Few things brought her as much glee as to pick up a novel and delve into the minutia of every literary figure, plot device, the social and historical context which needed to comprehend whatever literary masterpiece she was devouring. Surrounded by like-minded individuals she debated over the endless interpretation of a man’s unseemly transformation into a horrendous creature or the famines that plagued one of the world’s greatest empires during its most distinguished literary times. These meetings were to her what to many can be described as bliss, absorbed in the intellectual debacle stemming from endless nights of annotation and philosophical questioning. Nonetheless, there are those who refuse, no they do not dignify themselves, to pick up a single novel, poem, or even a magazine and to culminate this atrocity they dared insult the most prestigious authors of all time! It was because of people like these that upon returning home she would stifle away her books and proceed to look material for her students, countless hours spent crafting and organizing plans to bring forth new ideas into the bright young minds she taught. If she failed, above all else she knew that at least she had given them the tools to come out as well read and cultured men and woman and whatever they chose to do with the countless worksheets, notes, and advice she provided rested on their shoulders alone.
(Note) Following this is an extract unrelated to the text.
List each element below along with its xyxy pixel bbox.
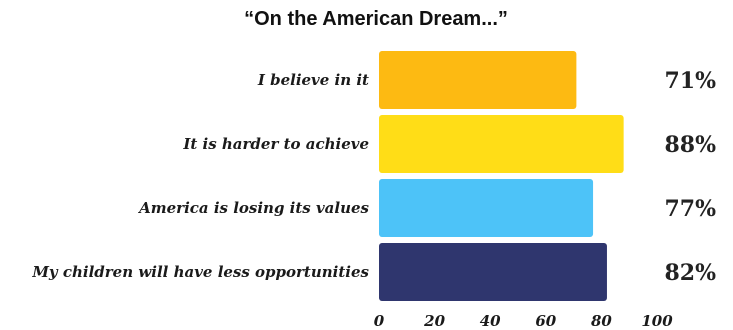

Her vividly colored tops coated in, molas, bright flowers, and creative designs were a symbol of her loving personality. She spent countless, sleepless nights looking for worksheets, advice, literary devices, and grammatical rules, all tools for her students to use at their own discretion. Her slightly almond skin and brown eyes melt together, a local physique. Her sharp and vigorous voice bouncing off every wall in every hallway she enters. Her stance proud and high, treading through the world on her own accord and her critics keen and concise. Yet, what most stands out is her willingness to suffer for her students, to push them to attain the education they deserve, loving and kind she’s always willing to help.